A arte de Steins;Gate é simples. Um anime sem tantos recursos financeiros, mas os desenhos constroem a atmosfera habitável que os diálogos necessitam. O fascinante em Steins;Gate é que- mesmo com personagens tão característicos, um tarado, um louco que acha que é cientista, uma garota de dezessete anos prestes a inventar a máquina do tempo, outra menina que só se comunica através de mensagens de texto- fica um sensação de que “vivemos mesmo num destino de um deus onírico” e compulsivamente cruel. Steins;Gate, apesar do seu fim “água com açúcar”, não versa e não tenta lutar contra a Morte (como no último episódio em que apenas podemos “enganá-la”), mas quais são os meios de aturar a repetição sádica do cotidiano.

Como se o tempo fosse ele próprio a “metafísica”, esse espaço que temos é como um jogo que inevitavelmente vamos perder. Steins;Gate obviamente se distancia de qualquer espectro de realismo para formular uma questão real e que fere nossa carne a cada episódio (especificamente sempre depois do décimo segundo).

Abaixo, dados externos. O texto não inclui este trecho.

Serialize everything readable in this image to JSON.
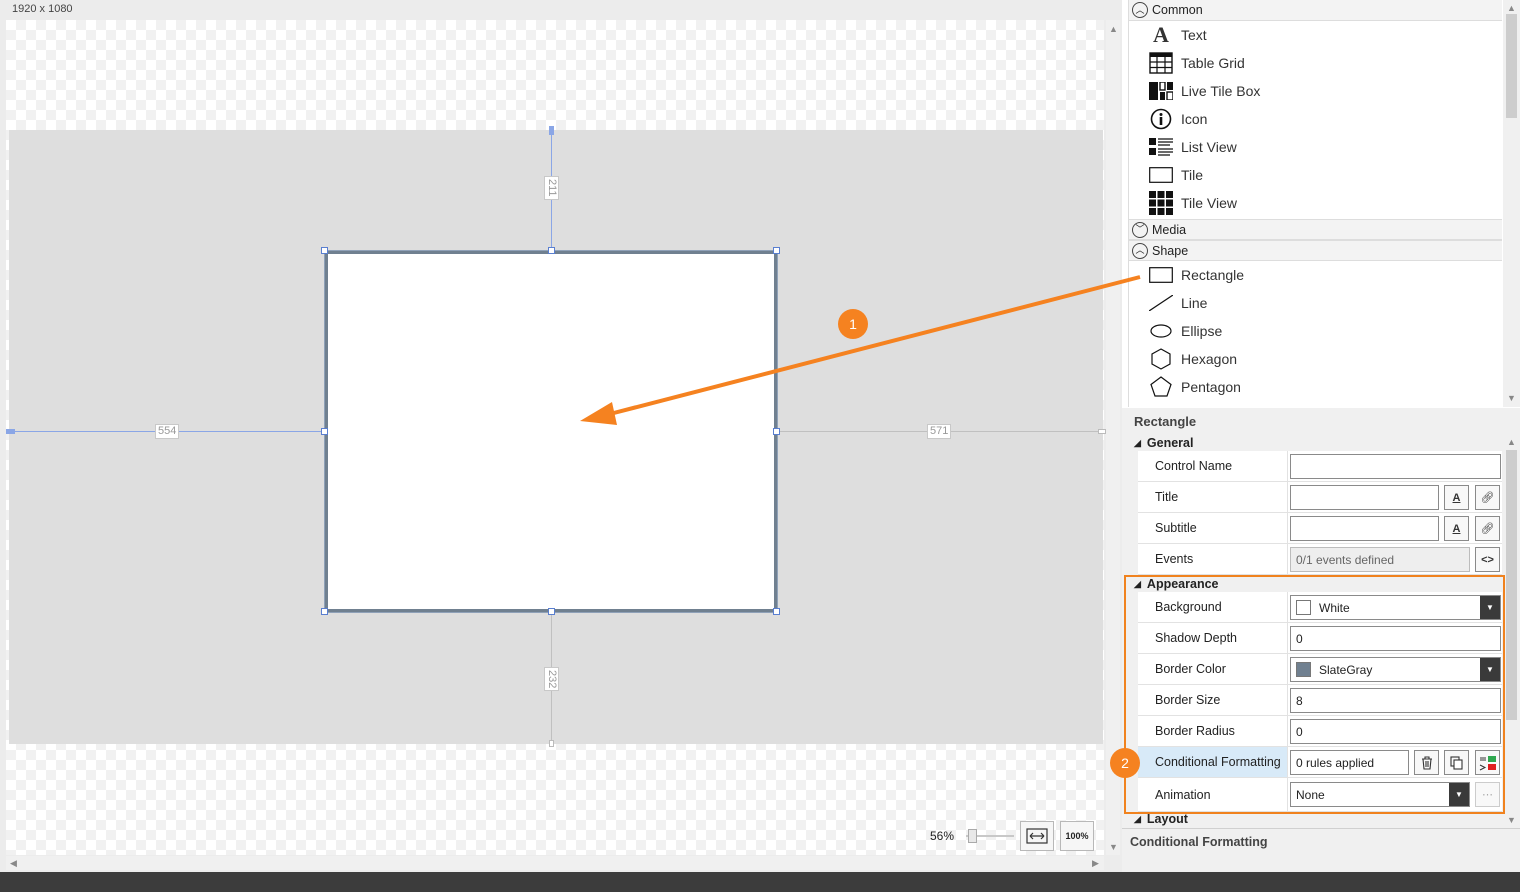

Por ser uma série bem auto centrada (não que as outras personagens não pareçam “existir”, a caracterização destas é incrível, mas apenas elas não têm desenvolvimento), não vemos um clichê como o “amadurecimento” do Okabe ou algo do tipo. Sua principal conquista final é feita em sacrifico de outro “futuro” seu, em alguma outra linha do tempo. Coincidentemente, aterrissamos em um determinado Okabe que deu “certo”, mas essa conseqüência de tal prevalecimento foi realizada em função da aniquilação de muitas outras vidas possíveis- inclusive de outras personagens! Tamanha inclinação imaginativa por parte dos criadores destroça conclusões fáceis e nos aperfeiçoa ainda mais a sensação de aleatoriedade universal- ou o tempo, ou Deus, ou a metafísica.

Steins;Gate pode ser um anime um pouco “difícil” de entrar, mas assim que as engrenagens começam a rodar, o que antes percebíamos como defeitos ou “buracos” vão vagarosamente construindo uma série fascinante. Construindo possibilidades e certezas que logo em seguida serão desmanteladas, o anime versa sobre a nossa fragilidade e como pobremente enfrentamos um conceito humano, o tempo. A finitude é a única transcendência e na árdua jornada que Okabe atravessa aprendemos isso da maneira mais dolorida. Como alcançamos a a metafísica nesse mundo em que os conceitos mais rígidos são dissolvidos, no entanto, é a mais importante questão.